On Friday, Elara Securities India downgraded Apollo Tyres Ltd (APTY:IN) stock. The firm shifted its recommendation from 'Reduce' to 'Sell', accompanied by a decrease in the price target to INR 442.00 from the previous INR 506.00. The downgrade is attributed to anticipated margin pressures and a delay in recovery, alongside concerns about market share loss.
The analyst from Elara Securities India provided a rationale for the downgrade, citing a pattern where tyre stock prices tend to peak around the same time as margin peaks. Following these peaks, margins generally experience sharp declines.
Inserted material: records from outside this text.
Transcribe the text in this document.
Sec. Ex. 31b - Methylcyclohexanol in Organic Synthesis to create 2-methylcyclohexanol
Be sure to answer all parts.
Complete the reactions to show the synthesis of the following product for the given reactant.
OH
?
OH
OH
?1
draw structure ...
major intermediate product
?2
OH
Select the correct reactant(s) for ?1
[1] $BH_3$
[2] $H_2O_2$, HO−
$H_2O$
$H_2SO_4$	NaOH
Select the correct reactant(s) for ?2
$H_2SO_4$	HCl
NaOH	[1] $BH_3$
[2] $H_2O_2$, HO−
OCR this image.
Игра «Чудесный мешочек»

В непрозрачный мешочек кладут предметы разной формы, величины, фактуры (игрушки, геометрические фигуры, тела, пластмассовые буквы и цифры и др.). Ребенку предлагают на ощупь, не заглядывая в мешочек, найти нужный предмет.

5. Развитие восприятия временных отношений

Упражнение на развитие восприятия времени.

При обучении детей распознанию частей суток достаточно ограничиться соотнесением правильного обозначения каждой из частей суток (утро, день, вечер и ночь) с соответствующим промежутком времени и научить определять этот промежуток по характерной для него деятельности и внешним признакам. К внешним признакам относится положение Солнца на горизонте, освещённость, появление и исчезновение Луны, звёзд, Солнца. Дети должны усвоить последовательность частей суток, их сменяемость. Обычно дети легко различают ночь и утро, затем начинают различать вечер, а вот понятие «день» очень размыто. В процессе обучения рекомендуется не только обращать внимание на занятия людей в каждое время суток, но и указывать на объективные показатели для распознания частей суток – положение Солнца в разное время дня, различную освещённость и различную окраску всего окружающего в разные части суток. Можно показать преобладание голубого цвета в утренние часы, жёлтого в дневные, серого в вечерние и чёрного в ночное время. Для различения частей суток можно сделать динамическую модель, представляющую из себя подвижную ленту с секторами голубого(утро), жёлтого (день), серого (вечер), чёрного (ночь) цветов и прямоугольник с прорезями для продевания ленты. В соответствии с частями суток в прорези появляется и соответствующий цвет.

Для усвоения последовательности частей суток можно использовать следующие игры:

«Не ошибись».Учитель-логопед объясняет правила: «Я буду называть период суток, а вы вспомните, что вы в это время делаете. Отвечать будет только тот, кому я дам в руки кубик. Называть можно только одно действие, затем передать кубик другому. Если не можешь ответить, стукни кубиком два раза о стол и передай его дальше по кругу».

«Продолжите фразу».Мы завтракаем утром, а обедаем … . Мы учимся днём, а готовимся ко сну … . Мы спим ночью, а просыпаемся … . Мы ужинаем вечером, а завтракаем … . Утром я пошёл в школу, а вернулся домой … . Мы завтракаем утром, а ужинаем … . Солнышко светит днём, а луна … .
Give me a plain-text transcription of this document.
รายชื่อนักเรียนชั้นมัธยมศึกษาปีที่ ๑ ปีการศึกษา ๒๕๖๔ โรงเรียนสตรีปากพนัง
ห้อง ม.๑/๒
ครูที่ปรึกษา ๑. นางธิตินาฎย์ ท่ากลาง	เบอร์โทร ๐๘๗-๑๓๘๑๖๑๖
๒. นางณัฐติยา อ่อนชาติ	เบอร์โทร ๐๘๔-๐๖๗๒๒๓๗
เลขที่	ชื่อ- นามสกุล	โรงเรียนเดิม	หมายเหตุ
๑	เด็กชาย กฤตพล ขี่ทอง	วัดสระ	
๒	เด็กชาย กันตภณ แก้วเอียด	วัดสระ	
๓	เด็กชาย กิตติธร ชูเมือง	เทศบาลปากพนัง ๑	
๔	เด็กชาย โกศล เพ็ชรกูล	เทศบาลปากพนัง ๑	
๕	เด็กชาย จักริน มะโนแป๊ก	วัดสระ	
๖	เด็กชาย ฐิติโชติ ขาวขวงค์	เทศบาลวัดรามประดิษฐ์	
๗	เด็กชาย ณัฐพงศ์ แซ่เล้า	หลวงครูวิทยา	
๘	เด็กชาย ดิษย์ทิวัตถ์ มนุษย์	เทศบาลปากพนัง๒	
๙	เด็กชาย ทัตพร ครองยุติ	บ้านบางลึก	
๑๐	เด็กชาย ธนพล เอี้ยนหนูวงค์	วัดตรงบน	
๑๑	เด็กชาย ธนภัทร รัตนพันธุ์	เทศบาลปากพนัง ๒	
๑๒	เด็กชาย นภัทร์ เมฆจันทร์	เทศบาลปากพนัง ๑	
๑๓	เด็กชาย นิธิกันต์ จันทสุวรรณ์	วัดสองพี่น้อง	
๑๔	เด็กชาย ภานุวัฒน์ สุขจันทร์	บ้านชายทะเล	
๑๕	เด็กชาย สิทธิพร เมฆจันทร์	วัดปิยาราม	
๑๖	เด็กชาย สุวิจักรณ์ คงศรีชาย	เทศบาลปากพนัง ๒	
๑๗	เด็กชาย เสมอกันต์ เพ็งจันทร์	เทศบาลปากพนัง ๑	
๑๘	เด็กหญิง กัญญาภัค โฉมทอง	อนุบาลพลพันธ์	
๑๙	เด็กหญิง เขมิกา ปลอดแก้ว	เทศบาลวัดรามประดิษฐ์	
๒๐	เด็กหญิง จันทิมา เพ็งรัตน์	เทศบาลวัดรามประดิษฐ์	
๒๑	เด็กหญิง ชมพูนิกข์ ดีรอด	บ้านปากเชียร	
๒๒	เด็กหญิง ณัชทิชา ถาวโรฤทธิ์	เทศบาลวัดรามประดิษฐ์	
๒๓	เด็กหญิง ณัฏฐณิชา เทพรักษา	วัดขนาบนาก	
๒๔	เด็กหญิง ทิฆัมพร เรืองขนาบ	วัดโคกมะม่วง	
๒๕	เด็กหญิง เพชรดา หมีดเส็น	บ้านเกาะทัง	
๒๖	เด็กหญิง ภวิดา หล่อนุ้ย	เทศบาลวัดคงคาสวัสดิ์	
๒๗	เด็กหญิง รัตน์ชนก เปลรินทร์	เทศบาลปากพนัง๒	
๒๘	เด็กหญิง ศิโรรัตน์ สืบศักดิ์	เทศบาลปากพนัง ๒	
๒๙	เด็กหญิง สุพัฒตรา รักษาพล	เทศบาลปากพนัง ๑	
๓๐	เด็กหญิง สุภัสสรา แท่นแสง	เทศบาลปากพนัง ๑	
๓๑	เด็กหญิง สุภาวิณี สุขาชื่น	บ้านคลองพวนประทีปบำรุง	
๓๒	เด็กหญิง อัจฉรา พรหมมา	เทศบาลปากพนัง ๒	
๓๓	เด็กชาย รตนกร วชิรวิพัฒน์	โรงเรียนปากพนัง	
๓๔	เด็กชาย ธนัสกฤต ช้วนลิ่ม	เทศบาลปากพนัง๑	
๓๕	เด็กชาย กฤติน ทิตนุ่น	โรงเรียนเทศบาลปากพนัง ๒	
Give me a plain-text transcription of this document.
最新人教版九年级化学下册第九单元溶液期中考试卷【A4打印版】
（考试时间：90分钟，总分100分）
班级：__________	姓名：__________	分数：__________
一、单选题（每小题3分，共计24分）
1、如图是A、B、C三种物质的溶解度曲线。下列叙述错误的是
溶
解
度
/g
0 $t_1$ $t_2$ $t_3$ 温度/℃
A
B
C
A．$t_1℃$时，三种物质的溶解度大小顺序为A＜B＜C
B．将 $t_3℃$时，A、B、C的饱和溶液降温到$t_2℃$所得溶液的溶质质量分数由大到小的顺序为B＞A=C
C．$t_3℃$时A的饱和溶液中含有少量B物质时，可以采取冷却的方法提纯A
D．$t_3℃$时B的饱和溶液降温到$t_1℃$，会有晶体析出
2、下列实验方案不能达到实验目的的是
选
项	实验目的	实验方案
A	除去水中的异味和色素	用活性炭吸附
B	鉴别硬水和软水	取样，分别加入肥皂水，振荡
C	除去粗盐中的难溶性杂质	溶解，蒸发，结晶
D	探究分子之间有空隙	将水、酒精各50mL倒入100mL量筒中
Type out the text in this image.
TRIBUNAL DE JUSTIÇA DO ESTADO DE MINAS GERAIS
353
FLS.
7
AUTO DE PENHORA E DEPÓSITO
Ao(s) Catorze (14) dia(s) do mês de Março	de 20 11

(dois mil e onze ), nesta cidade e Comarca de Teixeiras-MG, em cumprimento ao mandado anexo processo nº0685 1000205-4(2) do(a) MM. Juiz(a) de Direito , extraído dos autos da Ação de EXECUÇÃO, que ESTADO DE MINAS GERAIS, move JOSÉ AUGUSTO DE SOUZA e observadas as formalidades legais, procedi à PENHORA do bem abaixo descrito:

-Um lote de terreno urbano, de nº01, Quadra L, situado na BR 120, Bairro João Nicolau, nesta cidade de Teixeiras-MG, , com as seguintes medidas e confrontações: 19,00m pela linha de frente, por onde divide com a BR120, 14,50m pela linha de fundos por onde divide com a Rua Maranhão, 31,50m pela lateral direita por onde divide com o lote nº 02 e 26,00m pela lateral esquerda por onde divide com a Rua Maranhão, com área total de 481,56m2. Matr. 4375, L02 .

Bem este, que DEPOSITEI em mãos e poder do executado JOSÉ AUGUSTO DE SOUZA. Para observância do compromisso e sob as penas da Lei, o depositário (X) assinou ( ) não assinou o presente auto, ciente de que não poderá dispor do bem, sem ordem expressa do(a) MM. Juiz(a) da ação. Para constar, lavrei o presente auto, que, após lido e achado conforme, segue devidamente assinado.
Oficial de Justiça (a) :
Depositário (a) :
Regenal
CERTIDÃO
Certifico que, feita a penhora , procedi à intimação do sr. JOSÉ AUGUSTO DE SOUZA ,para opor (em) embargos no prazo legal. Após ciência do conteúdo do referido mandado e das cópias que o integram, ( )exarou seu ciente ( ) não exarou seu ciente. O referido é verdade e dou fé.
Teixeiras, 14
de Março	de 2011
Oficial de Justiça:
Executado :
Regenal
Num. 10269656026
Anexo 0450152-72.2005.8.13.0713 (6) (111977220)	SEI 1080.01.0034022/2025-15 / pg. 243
The current market situation reflects this trend, which has led to a significant cut in the forecasted earnings per share (EPS) for Apollo Tyres. Specifically, the EPS estimate for the fiscal year 2025 has been reduced by 25%, with a 9-13% decrease for the fiscal years 2026-2027.
The lowered expectations for Apollo Tyres also extend to its projected earnings before interest, taxes, depreciation, and amortization (EBITDA) and profit after tax (PAT) compound annual growth rates (CAGRs).
The analyst predicts a modest 1% EBITDA CAGR and a 6% PAT CAGR over the fiscal years 2024-2027. These subdued growth rates further justify the decision to downgrade the stock rating.
In addition to the downgrade, the price target was adjusted based on a revised price-to-earnings (P/E) ratio. The new target is set using a 14 times multiple of the estimated P/E for September of the fiscal year 2026, which is a decrease from the previously used 15 times multiple.
This change reflects the analyst's expectations of a delayed margin recovery for Apollo Tyres and potential market share losses that could impact the company's financial performance.